The conversation drifted across the missing years. They talked about the slump in the software market that had followed the boom, the growth of the Zetetic Institute, and the growth of Juan's company—Inferno, Inc. They talked about the breakup of Inferno, and about Jan's death and Juan's divorce. They did not talk about what either of them had done personally in the past year. They finished the apple pie.

"How did you find your way to Steilacoom?" Nathan asked as a first serious probe.

Juan answered by turning away, to squint into the sunshine pouring through Bair's front window. "I came here to find my soul again."

Yes, Juan had a great deal in common with that earlier Nathan Pilstrom. "Have you found it?"

Juan continued to stare into the sunshine with an expression of yearning, as if he clung to the sunshine, but it pushed him remorselessly away. "I don't know."

"Are you happy here?"

The leathery face relaxed into a wry smile. "I am content. Is that happiness?"

"If you ask the question, you know the answer. There's more to happiness than being content. You have to have a purpose, too—a worthwhile purpose."

A spasm rocked Juan's whole body. He turned back to Nathan, and for the first time his eyes held some of their old volcanic fire. "Do you know why I came to Steilacoom, Nathan?"

Nathan knew, but he didn't dare explain how he knew. "Tell me."

"It broke me, Nathan. Computer programming broke me. You see, I'm a Method programmer."

"You're a what?"

"I'm a Method programmer." He paused. "You know what a Method actor is, don't you? A Method actor lives the part he plays—he
becomes
the person he is portraying." A mellow note entered his discussion. "A Method programmer lives the program he writes—he
becomes
the program he is creating." He shrugged. "One day I was debugging ParaPower, a tool for running parallel simulations of world economics. We could have used it for comparing alternative agricultural policies, and banking policies, and military policies. It was going to revolutionize the job of politics and statesmanship. It was . . ." His eyes drifted; another spasm shook him, until he focused again on the sunshine. "I was tracing a fatal error through the simulation's concurrencies." Again he looked hard at Nathan. "The next thing I remember was a pillow on a hospital bed. Six weeks had passed." He shrugged. "The medical community finds me quite fascinating. They studied me at great length. I seem to have a unique form of epilepsy, triggered by the kind of creative, meticulous thinking I do when I'm programming. It's different from any other kind of thinking I've experienced. Do you know what I mean?"

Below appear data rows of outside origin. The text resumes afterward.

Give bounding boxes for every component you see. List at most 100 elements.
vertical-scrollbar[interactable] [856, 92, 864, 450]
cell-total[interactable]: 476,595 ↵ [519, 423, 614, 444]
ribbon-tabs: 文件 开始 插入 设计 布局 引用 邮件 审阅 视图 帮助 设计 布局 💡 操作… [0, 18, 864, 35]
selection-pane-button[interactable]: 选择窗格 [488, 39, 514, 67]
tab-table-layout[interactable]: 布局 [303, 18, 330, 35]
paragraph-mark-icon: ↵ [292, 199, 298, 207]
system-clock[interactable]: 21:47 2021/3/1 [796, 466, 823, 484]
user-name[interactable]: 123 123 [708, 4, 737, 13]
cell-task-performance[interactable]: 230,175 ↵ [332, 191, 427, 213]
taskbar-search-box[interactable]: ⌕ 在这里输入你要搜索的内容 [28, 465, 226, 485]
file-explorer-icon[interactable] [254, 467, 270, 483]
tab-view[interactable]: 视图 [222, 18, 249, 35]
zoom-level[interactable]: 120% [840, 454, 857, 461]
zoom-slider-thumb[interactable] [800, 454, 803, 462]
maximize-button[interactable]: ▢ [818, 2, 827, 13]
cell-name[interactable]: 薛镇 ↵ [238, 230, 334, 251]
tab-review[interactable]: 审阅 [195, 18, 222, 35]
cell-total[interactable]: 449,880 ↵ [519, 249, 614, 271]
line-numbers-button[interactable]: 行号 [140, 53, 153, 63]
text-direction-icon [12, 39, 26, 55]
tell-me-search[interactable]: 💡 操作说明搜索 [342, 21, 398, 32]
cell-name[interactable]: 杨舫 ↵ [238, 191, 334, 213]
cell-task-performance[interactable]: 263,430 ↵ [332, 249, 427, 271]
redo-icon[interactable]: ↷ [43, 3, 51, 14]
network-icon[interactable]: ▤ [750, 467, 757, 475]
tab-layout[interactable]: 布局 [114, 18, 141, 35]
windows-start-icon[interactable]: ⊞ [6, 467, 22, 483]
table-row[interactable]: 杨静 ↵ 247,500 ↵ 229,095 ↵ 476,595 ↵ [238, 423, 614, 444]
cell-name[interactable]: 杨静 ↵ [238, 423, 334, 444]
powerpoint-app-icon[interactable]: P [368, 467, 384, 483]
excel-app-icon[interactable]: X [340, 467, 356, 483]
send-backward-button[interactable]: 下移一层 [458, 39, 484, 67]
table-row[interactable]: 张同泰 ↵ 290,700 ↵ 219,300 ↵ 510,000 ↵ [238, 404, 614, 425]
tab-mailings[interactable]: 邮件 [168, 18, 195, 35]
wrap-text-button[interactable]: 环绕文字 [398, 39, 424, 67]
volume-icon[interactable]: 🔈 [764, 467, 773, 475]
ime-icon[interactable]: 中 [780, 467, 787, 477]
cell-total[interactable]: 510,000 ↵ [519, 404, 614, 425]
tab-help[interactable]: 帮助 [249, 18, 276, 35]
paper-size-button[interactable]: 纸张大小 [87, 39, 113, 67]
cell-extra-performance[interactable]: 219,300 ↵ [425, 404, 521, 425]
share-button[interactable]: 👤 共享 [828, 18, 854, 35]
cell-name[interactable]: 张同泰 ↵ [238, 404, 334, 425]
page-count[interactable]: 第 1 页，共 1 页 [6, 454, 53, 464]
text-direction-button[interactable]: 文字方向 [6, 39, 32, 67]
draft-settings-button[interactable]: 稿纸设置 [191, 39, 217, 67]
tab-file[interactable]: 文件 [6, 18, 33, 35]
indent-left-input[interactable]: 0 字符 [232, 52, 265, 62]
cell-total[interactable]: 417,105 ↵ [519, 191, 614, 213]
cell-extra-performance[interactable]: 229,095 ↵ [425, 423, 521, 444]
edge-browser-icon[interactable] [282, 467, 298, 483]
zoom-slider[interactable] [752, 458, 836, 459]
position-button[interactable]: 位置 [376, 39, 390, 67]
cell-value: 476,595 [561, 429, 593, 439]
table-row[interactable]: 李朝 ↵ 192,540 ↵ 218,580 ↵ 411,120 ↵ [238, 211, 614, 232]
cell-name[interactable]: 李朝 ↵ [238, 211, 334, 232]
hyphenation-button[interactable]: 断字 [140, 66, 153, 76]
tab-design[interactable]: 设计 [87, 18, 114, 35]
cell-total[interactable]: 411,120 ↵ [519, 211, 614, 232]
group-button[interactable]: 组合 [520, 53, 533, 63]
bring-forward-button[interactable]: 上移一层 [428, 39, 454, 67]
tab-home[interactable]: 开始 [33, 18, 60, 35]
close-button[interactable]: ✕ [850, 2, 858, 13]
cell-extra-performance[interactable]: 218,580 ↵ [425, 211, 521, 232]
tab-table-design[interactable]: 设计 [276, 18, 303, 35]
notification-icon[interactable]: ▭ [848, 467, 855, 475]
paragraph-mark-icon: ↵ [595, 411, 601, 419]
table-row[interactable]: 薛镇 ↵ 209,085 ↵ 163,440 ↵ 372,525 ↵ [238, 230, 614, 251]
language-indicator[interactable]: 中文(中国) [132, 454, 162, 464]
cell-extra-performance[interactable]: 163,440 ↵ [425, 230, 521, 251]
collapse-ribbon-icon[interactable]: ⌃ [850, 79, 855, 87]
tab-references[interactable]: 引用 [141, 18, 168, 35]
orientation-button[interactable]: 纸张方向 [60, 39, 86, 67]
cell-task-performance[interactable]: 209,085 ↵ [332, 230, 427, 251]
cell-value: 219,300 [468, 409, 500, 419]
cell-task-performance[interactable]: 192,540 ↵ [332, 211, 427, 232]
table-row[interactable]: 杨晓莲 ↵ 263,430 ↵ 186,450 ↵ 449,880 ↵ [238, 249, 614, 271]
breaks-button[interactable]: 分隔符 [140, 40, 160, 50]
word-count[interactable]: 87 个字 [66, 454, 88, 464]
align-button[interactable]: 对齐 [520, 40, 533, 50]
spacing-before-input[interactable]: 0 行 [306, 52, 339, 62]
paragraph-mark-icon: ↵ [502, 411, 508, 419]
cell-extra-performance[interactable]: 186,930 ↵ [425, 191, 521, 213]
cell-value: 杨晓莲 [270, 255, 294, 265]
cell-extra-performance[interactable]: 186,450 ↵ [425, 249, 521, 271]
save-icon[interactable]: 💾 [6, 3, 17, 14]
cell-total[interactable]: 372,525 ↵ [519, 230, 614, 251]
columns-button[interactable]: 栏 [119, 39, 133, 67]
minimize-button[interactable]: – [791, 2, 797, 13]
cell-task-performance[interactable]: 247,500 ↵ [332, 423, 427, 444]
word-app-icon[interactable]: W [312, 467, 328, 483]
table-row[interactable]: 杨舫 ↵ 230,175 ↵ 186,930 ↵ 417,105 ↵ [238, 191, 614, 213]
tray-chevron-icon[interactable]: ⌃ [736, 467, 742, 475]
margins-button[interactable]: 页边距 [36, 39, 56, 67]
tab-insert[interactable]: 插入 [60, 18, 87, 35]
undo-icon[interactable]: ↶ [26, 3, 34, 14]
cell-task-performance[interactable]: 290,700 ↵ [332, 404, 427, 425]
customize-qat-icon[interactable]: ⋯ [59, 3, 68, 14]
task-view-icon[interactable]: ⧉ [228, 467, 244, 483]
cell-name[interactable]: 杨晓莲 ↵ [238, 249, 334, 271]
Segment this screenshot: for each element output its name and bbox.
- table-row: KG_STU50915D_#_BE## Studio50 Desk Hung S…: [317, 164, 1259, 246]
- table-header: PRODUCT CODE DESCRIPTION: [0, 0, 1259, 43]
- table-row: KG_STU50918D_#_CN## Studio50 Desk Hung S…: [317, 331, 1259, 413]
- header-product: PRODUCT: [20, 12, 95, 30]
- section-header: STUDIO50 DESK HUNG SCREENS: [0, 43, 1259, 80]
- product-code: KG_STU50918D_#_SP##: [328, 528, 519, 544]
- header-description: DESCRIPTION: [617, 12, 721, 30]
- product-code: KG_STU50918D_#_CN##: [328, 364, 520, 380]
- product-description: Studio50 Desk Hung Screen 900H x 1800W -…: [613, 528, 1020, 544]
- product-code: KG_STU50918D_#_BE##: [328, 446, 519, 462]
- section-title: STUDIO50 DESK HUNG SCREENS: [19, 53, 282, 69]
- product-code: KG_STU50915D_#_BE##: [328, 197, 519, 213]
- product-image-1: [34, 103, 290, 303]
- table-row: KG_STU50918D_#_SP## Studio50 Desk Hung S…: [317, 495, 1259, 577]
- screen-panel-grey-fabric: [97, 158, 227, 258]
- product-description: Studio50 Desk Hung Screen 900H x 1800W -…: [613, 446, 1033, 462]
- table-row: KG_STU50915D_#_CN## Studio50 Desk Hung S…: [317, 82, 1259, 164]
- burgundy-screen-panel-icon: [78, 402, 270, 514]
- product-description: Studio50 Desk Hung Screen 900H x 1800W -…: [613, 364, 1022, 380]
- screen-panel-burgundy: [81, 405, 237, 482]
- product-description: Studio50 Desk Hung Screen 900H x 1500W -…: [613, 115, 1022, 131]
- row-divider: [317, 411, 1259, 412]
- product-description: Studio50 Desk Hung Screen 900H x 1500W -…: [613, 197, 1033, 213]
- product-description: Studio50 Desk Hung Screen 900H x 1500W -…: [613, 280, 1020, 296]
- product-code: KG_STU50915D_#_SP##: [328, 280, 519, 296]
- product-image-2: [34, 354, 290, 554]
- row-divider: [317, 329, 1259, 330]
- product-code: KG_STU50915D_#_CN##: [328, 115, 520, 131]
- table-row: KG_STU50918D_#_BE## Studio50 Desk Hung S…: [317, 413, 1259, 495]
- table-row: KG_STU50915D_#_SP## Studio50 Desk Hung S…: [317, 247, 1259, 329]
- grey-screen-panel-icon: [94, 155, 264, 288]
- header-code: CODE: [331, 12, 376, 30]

Nathan nodded. "And yet, you're programming now. And my friends at 9ID tell me you're doing a super job with their budgeting system."

Juan snorted. "Yeah. It's so boring I can hardly keep my eyes open when I think about it. " He closed his eyes as if to prove the point. "You might think of me as an alcoholic who, after going through a long period as a teetotaler, now makes his living as a wine taster." He opened his eyes again. "But you have to be careful not to like the wine too much."

"I see." Nathan clenched his teeth. How important was the Sling Project? He thought about the Information Age that might yet be stillborn if the governments of the world played their cards badly enough; he thought about the vast destructiveness of Industrial Age weapons and about the people who would die for no rational reason if another war began. "Juan, I've come here to offer you a very fine wine. But it has a purpose. Maybe the most important purpose we've ever encountered."